Souveraineté et dépendances dans l’économie du silicium

Depuis deux décennies, les semi-conducteurs (les « puces » électroniques) sont devenus les fondations invisibles de notre monde connecté. Ils animent les centres de données qui soutiennent l’intelligence artificielle, les véhicules électriques et leurs multiples capteurs, les infrastructures médicales avancées, ou encore les systèmes de défense les plus sophistiqués. Leur caractère d’innovation systémique (Laperche, Uzunidis, 2025), qui traverse l’ensemble des secteurs économiques, confère à cette industrie une importance stratégique que peu de domaines égalent. Pourtant, cette centralité s’accompagne d’une fragilité structurelle : la production mondiale est extraordinairement concentrée, au point que l’arrêt d’une poignée de sites, d’entreprises ou de technologies spécifiques suffirait à déstabiliser des chaînes industrielles entières.

La position de TSMC, le géant taïwanais de la fabrication de puces, illustre très bien cette dépendance. À lui seul, il produit l’écrasante majorité des circuits intégrés les plus avancés du globe. Dans un tel contexte, où la géographie industrielle conditionne la sécurité économique et militaire, une question revient avec insistance : comment les États peuvent-ils garantir leur souveraineté technologique dans une industrie aussi globalisée, aussi rapide et aussi concentrée ? C’est ici que le concept de « techno-nationalisme » prend tout son sens, et qu’une variante émergente, le « techno-nationalisme de club » (Laperche, 2025), apparaît comme une clé d’interprétation indispensable pour comprendre les transformations en cours.

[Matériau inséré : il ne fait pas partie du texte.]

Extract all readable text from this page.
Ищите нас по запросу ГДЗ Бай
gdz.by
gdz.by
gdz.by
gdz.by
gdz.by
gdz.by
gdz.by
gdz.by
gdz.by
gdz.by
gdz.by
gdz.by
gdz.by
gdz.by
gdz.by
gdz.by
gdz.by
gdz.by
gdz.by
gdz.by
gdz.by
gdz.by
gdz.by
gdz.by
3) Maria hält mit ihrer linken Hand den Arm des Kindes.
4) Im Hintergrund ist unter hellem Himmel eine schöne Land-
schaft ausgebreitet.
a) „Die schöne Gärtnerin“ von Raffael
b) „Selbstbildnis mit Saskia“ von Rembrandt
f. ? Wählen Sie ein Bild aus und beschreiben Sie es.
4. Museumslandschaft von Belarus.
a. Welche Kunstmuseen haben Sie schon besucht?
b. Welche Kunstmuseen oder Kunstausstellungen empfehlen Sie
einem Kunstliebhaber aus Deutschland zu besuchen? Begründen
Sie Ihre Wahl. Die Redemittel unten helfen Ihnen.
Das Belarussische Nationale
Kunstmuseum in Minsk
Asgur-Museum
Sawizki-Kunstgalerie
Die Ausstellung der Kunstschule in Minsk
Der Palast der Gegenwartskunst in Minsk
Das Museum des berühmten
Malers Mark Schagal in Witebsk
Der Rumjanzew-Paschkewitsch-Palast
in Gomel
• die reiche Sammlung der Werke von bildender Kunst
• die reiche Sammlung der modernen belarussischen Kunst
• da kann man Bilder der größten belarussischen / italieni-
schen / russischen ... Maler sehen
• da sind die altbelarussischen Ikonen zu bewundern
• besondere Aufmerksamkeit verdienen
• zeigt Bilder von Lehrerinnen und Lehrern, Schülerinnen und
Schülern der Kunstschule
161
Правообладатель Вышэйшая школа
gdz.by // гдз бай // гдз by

Le « techno-nationalisme » : maîtriser et protéger les technologies critiques

Le « techno-nationalisme » est fondé sur une conviction simple mais puissante : la maîtrise des technologies les plus critiques est devenue un attribut essentiel de la puissance publique. Dans cette logique, l’État n’est plus seulement un facilitateur ou un régulateur de marché, il devient l’architecte actif des capacités technologiques qui conditionnent sa souveraineté. Il investit massivement dans la formation, la recherche, les infrastructures de manière à consolider le système national d’innovation dans lequel les entreprises leaders peuvent puiser de connaissances, de technologies et… de finances, mais veille aussi à protéger les savoirs sensibles, les secrets industriels, les données stratégiques ou les équipements à risques. L’objectif est clair : disposer d’un socle de compétences domestiques suffisamment solide pour résister aux chocs externes, négocier avec ses partenaires en position de force et réduire les dépendances aux acteurs susceptibles d’exercer une pression politique ou économique (Lundvall, Rikap, 2022).

Cette stratégie repose sur un paradoxe. Les semi-conducteurs sont produits dans une chaîne de valeur mondialisée, où chaque région détient un maillon particulier : les États-Unis dominent les logiciels de conception (EDA), l’Europe le segment critique des équipements de lithographie, le Japon les matériaux spécialisés, et l’Asie, en particulier Taïwan et la Corée, la fabrication la plus avancée. Cette fragmentation a longtemps permis une efficacité économique remarquable, mais elle expose désormais........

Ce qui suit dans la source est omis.